General Mills has issued a $500 million “sustainability-linked bond” tied to its efforts to combat climate change.
The 10-year bond is linked to General Mills’ success in reducing greenhouse gas (GHG) emissions, including those generated directly by its own equipment or facilities, and those from utilities and other third parties used by General Mills. The company’s goal is to reduce GHG emissions by 30% across its value chain by 2030.
The interest owed to bond investors will increase if the company fails to reach interim GHG reduction targets by 2025. Company initiatives to reduce carbon emissions will include increasing energy efficiency within plants, buying renewable energy from utilities, and other innovations. Verification from a qualified third party on General Mills’ performance will be made public annually.

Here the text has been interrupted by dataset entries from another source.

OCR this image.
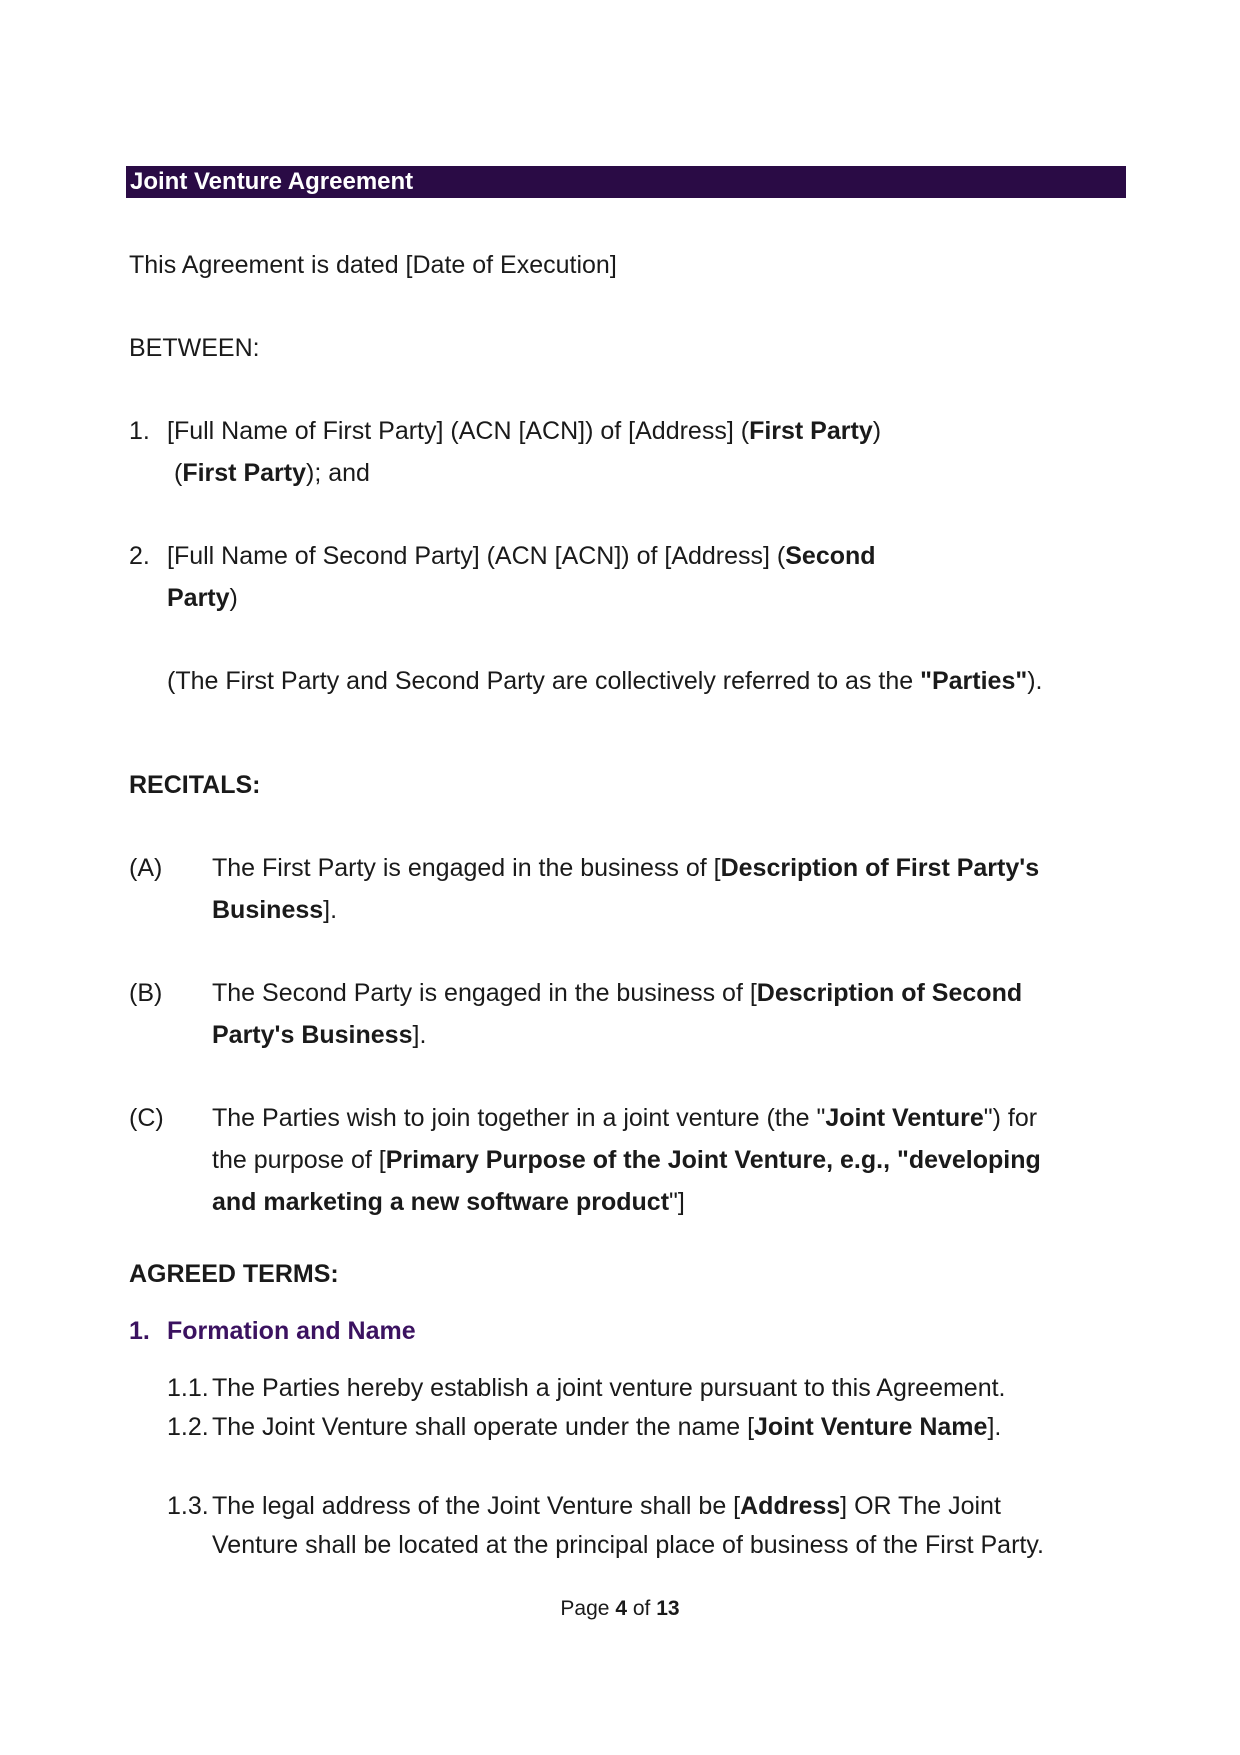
Joint Venture Agreement
This Agreement is dated [Date of Execution]
BETWEEN:
1. [Full Name of First Party] (ACN [ACN]) of [Address] (First Party)
(First Party); and
2. [Full Name of Second Party] (ACN [ACN]) of [Address] (Second
Party)
(The First Party and Second Party are collectively referred to as the "Parties").
RECITALS:
(A) The First Party is engaged in the business of [Description of First Party's
Business].
(B) The Second Party is engaged in the business of [Description of Second
Party's Business].
(C) The Parties wish to join together in a joint venture (the "Joint Venture") for
the purpose of [Primary Purpose of the Joint Venture, e.g., "developing
and marketing a new software product"]
AGREED TERMS:
1. Formation and Name
1.1. The Parties hereby establish a joint venture pursuant to this Agreement.
1.2. The Joint Venture shall operate under the name [Joint Venture Name].
1.3. The legal address of the Joint Venture shall be [Address] OR The Joint
Venture shall be located at the principal place of business of the First Party.
Page 4 of 13
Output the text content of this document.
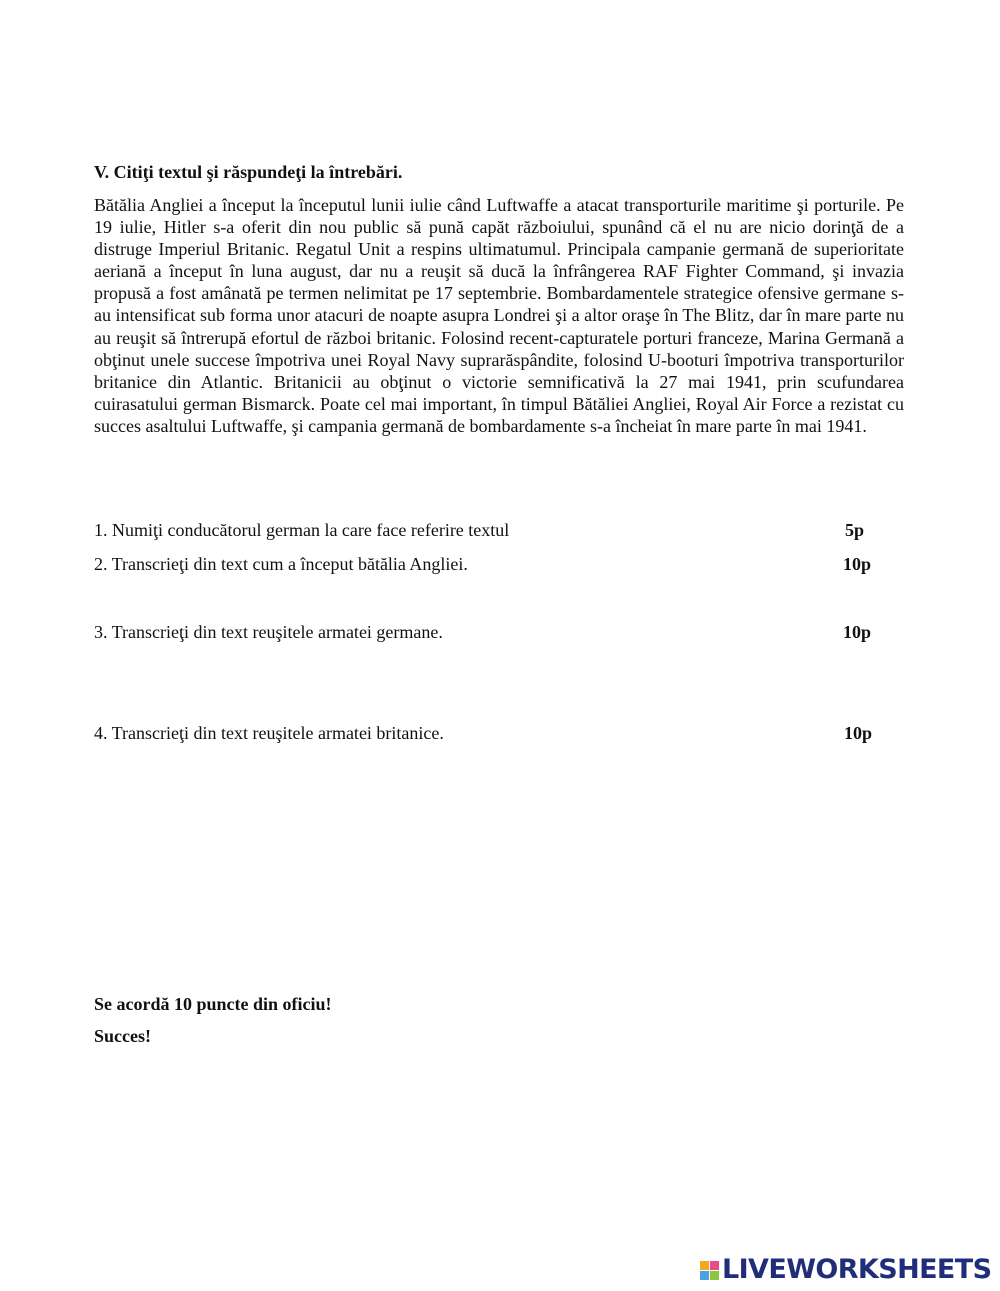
V. Citiţi textul şi răspundeţi la întrebări.

Bătălia Angliei a început la începutul lunii iulie când Luftwaffe a atacat transporturile maritime şi porturile. Pe 19 iulie, Hitler s-a oferit din nou public să pună capăt războiului, spunând că el nu are nicio dorinţă de a distruge Imperiul Britanic. Regatul Unit a respins ultimatumul. Principala campanie germană de superioritate aeriană a început în luna august, dar nu a reuşit să ducă la înfrângerea RAF Fighter Command, şi invazia propusă a fost amânată pe termen nelimitat pe 17 septembrie. Bombardamentele strategice ofensive germane s-au intensificat sub forma unor atacuri de noapte asupra Londrei şi a altor oraşe în The Blitz, dar în mare parte nu au reuşit să întrerupă efortul de război britanic. Folosind recent-capturatele porturi franceze, Marina Germană a obţinut unele succese împotriva unei Royal Navy suprarăspândite, folosind U-booturi împotriva transporturilor britanice din Atlantic. Britanicii au obţinut o victorie semnificativă la 27 mai 1941, prin scufundarea cuirasatului german Bismarck. Poate cel mai important, în timpul Bătăliei Angliei, Royal Air Force a rezistat cu succes asaltului Luftwaffe, şi campania germană de bombardamente s-a încheiat în mare parte în mai 1941.

1. Numiţi conducătorul german la care face referire textul	5p
2. Transcrieţi din text cum a început bătălia Angliei.	10p
3. Transcrieţi din text reuşitele armatei germane.	10p
4. Transcrieţi din text reuşitele armatei britanice.	10p

Se acordă 10 puncte din oficiu!

Succes!

LIVEWORKSHEETS
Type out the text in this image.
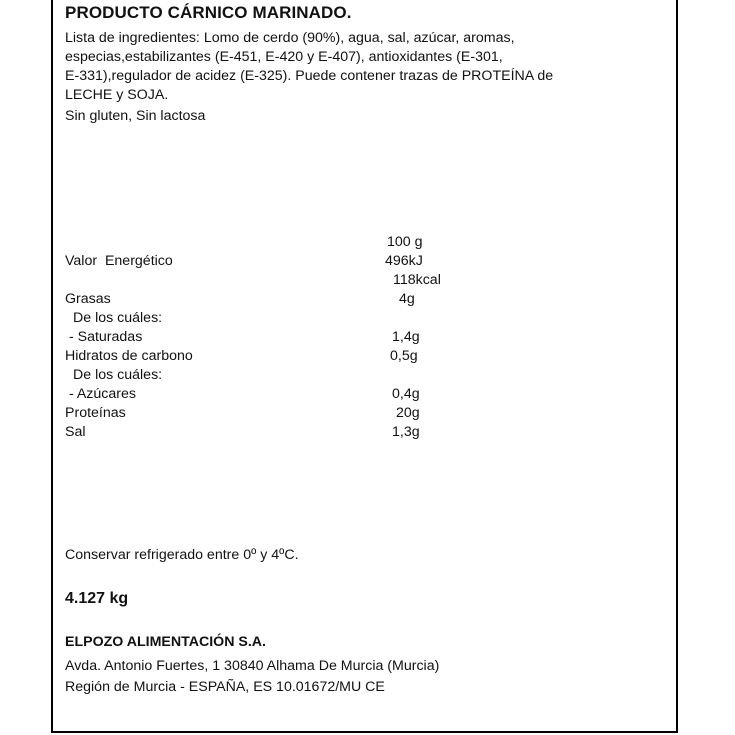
PRODUCTO CÁRNICO MARINADO.
Lista de ingredientes: Lomo de cerdo (90%), agua, sal, azúcar, aromas,
especias,estabilizantes (E-451, E-420 y E-407), antioxidantes (E-301,
E-331),regulador de acidez (E-325). Puede contener trazas de PROTEÍNA de
LECHE y SOJA.

Sin gluten, Sin lactosa

100 g
Valor  Energético	496kJ
118kcal
Grasas	4g
De los cuáles:
- Saturadas	1,4g
Hidratos de carbono	0,5g
De los cuáles:
- Azúcares	0,4g
Proteínas	20g
Sal	1,3g

Conservar refrigerado entre 0º y 4ºC.

4.127 kg

ELPOZO ALIMENTACIÓN S.A.

Avda. Antonio Fuertes, 1 30840 Alhama De Murcia (Murcia)
Región de Murcia - ESPAÑA, ES 10.01672/MU CE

“Climate change and its effects are having an impact on our planet, people’s lives and on General Mills’ ability to live out our purpose of making food the world loves,” CFO Kofi Bruce said in a statement. “General Mills is focused on reducing emissions across our value chain, and we are making strategic financial investments connected to our sustainability goals to further advance and support this important work.”
General Mills claims this to be the first sustainability-linked bond issued by a “U.S. investment-grade consumer packaged goods company.” Earlier this year, it entered a revolving-credit facility similarly linked to GHG reductions.